Source: Department Geological Survey and Mines。1. Background to the Mineral Sector
Uganda lies within the African Plate which is a continental crust. Precambrian rocks ranging from Achaean, Lower Proterozoic to Middle Proterozoic (4500 - 600 Million Years) dominate the geology. Close to the eastern border with Kenya, lies a number of Cretaceous to Miocene (145.5 - 5.3 Million Years) intrusive alkaline carbonatite complexes. The Rift Valley contains Cenozoic (65 - 0.01 Million Years) to Recent sediments up to 4000 metres thick. These rocks are endowed with a wide variety of minerals as evidenced by past mining records and the numerous mineral occurrences in many parts of the country.

The mining industry in Uganda reached peak levels in the 1950’s and 1960’s when the sector accounted for up to 30% of Uganda’s export earnings. However, political and economic instability experienced in the country in the 1970’s and the recent global economic slowdown led the sector to decline drastically. Currently, the energy sector’s contribution to total GDP, at current prices, was the lowest in (Financial Year) FY2009/2010 with a share of only 0.3 percent. It should be noted therefore that the decline is not a result of resource depletion but rather due to the bad governance at one time but recently due to poor world prices of cobalt and copper, among others.

The period after 1986 has been marked by a favourable business climate in Uganda and many mining companies have taken up licenses in the mining sector. Over the last ten years the sector has been growing positively with growth rates peaking 19.4% in FY 2006/07. In FY 2009/2010, the sector grew by 12.8%. In terms of licenses taken, in 1999 there were 66 licenses issued in the exploration and mining license categories combined; by the beginning of 2010 there was a total of 517 licenses issued. Table 1 gives a breakdown of the categories of these licenses between January and December 2009.

Table 1: Mineral Licensing Status January – December, 2009

These licenses cover the entire country but are generally concentrated in the more prospective areas in southwest and southeast Uganda.
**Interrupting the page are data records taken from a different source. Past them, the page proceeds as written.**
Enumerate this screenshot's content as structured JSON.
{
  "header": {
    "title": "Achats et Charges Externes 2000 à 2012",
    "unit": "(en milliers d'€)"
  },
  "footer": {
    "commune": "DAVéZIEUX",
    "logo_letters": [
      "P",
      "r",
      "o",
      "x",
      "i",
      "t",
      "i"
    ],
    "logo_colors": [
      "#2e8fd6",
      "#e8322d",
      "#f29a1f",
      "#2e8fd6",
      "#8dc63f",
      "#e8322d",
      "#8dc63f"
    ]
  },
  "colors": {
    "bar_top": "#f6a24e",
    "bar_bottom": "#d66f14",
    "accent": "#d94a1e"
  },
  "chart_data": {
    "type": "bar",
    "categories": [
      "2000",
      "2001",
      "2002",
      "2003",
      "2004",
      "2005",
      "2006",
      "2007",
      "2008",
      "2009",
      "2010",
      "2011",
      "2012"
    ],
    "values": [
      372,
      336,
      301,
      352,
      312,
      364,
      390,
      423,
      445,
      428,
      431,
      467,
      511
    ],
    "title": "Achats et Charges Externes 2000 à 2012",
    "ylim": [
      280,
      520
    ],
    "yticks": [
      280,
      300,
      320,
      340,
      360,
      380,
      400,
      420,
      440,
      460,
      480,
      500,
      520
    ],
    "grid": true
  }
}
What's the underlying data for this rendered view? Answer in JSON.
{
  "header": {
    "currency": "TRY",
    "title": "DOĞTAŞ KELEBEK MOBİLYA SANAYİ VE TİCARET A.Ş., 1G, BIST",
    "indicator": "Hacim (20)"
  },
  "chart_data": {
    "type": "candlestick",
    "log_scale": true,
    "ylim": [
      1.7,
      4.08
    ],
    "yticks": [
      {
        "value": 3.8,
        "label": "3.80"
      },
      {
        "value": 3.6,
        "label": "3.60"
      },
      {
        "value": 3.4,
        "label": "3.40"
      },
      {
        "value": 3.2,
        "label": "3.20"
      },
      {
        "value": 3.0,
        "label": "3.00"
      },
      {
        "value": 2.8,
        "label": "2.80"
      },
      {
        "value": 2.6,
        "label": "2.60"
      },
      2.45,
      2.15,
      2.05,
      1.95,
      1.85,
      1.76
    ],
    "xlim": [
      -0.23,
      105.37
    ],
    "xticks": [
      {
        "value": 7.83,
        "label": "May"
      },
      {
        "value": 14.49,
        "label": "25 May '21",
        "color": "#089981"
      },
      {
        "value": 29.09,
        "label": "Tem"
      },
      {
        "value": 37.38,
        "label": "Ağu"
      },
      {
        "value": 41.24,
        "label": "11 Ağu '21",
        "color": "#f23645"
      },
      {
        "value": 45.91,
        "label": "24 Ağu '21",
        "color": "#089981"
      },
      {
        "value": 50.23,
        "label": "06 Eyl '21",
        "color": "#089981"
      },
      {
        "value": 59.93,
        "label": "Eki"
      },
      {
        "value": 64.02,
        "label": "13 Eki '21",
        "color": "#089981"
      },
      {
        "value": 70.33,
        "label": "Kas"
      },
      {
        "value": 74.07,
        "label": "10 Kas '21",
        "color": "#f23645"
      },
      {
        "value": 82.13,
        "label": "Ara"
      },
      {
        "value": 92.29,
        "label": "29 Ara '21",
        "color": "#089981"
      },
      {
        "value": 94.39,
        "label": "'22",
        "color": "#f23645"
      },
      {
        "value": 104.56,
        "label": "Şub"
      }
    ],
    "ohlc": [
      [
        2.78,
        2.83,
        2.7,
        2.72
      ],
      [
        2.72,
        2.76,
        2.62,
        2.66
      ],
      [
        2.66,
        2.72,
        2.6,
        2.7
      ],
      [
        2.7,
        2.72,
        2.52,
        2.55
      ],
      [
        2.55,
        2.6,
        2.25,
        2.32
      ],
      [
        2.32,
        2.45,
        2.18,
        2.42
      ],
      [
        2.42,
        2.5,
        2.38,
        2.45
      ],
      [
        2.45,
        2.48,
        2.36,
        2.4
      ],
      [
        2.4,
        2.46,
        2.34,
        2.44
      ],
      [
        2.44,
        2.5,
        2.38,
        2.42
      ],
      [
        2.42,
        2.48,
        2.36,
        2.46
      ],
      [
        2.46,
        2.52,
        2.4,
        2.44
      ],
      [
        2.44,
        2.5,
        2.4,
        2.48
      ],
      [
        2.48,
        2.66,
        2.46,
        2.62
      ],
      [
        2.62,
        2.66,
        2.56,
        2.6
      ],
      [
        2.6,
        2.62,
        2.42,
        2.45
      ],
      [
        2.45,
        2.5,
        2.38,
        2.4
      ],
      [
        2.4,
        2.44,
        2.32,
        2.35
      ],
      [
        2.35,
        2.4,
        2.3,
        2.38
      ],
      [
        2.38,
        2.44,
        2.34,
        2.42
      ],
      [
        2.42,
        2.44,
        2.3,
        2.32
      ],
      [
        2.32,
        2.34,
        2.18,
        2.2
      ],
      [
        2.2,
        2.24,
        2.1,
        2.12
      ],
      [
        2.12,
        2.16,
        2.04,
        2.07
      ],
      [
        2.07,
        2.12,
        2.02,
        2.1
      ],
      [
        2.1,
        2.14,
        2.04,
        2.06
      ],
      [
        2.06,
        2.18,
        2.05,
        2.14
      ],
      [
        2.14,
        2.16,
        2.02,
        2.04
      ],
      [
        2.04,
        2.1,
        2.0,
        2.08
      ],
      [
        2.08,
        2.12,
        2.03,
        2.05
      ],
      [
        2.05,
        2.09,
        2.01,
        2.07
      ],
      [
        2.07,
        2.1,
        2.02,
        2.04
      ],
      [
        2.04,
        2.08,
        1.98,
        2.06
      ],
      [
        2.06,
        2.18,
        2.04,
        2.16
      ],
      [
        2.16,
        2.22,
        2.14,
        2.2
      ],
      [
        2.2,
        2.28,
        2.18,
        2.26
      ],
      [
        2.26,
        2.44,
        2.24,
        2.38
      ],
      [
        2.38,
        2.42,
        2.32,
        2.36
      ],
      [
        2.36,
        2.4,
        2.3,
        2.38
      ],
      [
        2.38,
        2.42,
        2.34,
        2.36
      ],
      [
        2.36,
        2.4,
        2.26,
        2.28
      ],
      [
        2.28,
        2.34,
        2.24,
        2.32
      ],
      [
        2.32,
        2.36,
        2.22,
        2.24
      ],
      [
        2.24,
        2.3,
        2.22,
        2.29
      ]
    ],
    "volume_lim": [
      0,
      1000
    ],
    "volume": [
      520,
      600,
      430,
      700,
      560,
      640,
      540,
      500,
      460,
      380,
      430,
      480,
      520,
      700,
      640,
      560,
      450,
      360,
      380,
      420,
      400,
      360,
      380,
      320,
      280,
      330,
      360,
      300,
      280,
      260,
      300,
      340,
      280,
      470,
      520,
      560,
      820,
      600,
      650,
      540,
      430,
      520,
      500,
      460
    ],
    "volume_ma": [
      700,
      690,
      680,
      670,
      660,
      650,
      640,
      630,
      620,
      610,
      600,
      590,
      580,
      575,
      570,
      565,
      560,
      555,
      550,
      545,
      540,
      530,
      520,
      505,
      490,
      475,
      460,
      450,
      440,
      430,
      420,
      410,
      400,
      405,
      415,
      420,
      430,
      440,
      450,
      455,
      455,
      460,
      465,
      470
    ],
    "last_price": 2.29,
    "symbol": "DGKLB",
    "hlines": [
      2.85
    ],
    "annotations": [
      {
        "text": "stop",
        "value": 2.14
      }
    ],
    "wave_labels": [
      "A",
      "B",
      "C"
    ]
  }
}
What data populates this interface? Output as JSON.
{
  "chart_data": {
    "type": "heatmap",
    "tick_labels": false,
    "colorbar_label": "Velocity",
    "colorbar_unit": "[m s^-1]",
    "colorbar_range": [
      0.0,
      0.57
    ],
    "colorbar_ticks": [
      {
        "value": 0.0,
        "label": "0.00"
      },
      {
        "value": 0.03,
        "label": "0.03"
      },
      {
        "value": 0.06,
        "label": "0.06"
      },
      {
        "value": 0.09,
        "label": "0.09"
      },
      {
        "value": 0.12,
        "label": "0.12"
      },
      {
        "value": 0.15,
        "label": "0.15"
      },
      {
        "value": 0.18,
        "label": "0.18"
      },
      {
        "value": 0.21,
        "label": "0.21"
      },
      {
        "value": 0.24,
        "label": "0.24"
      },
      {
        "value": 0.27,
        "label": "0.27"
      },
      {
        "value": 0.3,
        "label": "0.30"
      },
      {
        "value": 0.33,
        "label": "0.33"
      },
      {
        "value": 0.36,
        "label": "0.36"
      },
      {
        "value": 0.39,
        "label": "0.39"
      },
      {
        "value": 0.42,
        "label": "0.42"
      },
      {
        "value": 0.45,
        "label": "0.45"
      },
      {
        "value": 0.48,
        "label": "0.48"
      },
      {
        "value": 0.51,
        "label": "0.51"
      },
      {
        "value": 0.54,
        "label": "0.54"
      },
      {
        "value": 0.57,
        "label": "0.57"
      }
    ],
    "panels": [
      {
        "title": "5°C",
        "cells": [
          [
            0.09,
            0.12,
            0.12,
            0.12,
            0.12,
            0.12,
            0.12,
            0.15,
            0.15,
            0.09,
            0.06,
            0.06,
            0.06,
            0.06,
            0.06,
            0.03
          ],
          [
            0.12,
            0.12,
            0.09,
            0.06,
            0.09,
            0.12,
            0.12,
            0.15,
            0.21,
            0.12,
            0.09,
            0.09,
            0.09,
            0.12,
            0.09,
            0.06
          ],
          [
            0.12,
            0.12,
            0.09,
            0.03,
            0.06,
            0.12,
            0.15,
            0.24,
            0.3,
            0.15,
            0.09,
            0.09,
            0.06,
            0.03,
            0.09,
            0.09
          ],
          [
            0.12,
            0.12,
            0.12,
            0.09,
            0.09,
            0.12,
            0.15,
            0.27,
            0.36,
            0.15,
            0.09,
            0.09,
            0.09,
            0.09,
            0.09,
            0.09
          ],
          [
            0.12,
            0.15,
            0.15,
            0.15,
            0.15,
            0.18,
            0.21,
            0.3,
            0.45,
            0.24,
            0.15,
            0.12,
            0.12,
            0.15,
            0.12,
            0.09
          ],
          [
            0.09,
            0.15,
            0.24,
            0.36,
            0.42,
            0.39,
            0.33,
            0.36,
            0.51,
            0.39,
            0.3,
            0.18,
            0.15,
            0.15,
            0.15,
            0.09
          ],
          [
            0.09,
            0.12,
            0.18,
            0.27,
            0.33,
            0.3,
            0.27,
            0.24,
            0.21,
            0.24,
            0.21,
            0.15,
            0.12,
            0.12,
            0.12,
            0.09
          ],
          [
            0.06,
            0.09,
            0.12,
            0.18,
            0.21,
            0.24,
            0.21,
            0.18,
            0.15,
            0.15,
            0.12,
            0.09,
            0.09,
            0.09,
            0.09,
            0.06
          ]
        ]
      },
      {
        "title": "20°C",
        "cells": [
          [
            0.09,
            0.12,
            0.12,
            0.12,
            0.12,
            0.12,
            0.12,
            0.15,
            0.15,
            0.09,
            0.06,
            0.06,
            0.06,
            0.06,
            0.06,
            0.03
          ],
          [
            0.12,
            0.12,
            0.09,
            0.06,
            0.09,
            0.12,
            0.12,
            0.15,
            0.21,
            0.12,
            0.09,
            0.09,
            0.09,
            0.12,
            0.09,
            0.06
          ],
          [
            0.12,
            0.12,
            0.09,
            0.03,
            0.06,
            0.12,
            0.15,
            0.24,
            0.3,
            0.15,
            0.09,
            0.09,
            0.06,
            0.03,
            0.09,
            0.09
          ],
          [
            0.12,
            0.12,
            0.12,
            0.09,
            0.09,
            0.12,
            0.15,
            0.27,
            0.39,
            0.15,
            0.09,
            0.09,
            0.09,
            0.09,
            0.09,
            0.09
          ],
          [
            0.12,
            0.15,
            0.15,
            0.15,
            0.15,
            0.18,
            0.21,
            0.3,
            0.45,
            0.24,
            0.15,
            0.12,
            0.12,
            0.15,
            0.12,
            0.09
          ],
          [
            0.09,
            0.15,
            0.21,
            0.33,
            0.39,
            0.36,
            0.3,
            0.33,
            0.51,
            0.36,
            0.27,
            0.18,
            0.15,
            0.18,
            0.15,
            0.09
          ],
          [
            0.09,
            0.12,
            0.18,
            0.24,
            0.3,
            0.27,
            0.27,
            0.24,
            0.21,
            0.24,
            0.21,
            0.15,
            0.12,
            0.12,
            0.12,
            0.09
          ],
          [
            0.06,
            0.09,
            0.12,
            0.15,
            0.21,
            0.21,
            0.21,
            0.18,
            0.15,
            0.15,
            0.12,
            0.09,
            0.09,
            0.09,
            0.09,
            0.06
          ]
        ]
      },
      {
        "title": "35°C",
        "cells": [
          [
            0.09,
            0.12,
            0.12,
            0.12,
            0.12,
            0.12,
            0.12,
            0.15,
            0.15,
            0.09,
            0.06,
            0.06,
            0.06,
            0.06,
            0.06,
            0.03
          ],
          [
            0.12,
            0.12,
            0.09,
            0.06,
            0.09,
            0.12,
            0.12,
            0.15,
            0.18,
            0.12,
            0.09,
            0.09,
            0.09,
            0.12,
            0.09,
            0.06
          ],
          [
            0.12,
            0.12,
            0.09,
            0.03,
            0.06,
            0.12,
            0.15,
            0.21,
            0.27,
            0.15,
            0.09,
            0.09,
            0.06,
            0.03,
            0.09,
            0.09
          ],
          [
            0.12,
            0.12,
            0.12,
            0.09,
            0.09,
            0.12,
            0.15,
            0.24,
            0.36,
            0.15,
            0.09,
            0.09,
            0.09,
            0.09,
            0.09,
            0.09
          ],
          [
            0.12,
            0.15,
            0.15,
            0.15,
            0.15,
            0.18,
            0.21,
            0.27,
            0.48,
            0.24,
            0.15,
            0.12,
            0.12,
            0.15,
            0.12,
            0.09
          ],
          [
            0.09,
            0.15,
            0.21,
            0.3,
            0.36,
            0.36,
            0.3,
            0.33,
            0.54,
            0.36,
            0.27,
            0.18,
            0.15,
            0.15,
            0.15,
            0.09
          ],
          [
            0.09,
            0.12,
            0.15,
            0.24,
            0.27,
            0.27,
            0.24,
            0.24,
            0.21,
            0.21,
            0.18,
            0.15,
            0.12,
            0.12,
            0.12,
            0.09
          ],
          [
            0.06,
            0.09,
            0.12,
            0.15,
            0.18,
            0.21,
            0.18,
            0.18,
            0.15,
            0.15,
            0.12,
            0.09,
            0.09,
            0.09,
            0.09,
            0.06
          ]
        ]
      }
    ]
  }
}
The fact that parts of north and central Uganda are to some extent under forest cover and at the same time have thick soils as a result of tropical weathering, limited geological data render them not conducive for mineral investment.

2. Investment Opportunities in the Mineral Sector
The principal minerals that have been mined in the past, or are being mined at present or are known to occur are discussed below, and the mineral occurrence map (Appendix 3) shows their locations. In broad terms they can be divided into metallic and non-metallic minerals which investors can prospect and mine.

2.1. Metallic Minerals
Beryl: Beryl is the main mineral from which the metal beryllium is extracted. It is associated with pegmatites, mainly in Ntungamo, Bushenyi, Kanungu and Rukungiri districts, but also at Mbale Estate and Lunya in Mubende and Mukono districts respectively. At one time in the early 1960's Uganda's beryl production accounted for 10% of world production. Production came mainly from Mutaka in Bushenyi district, Kazumu in Ntungamo districts and Bulema and Ishasha in Kanungu district. The deposits at Ishasha have the largest known potential.

Uses: Beryllium metal is used in making lightweight metal alloys for aircraft and in nuclear reactors. The coloured (green) variety as emerald is a precious stone, but yet to be discovered in Uganda.

Bismuth (bismutite): occurs in association with native gold and wolframite at Rwanzu in Kisoro district; Kitahurira in Kabale district; Kitwa and Muramba in Kanungu district.

Uses: Bismuth is used in making special alloy steel.

Chromium (chromite): Chromite prospects are found in chlorite schists at Nakiloro located 16 km NE of Moroto town. The chromite here is associated with platinum, a precious metal. There has been no chromite production to-date in Uganda.

Uses: Chromium is used in making special alloy steels and for chrome coating. Chromite as an industrial mineral is used in metallurgical processing and in furnaces as a refractory.

Copper-Cobalt: Copper has been found at several localities in Uganda but the only significant deposit discovered to-date has been at Kilembe, where copper-cobalt sulphide mineralization occurs. The other areas where copper mineralization has been noted are Bobong in Karamoja region and Kampono and Kitaka in Mbarara district. Copper is also reported in Buhweju, Bushenyi district.

Although copper was first reported at Kilembe in 1908, the deposit was not brought into production until 1956 on completion of the railway line to Kasese. Between 1957 and 1979 a total of 16.29 million tons ore averaging 1.95% Cu and 0.18% Co were mined and treated to yield 217,000 tons of blister copper which was exported, plus 1.1 million tons of cobaltiferous pyrite (iron sulphide) which was stockpiled. The Kasese Cobalt Company has installed a 1,000-ton per year cobalt plant and is processing the stockpile of pyrite concentrates.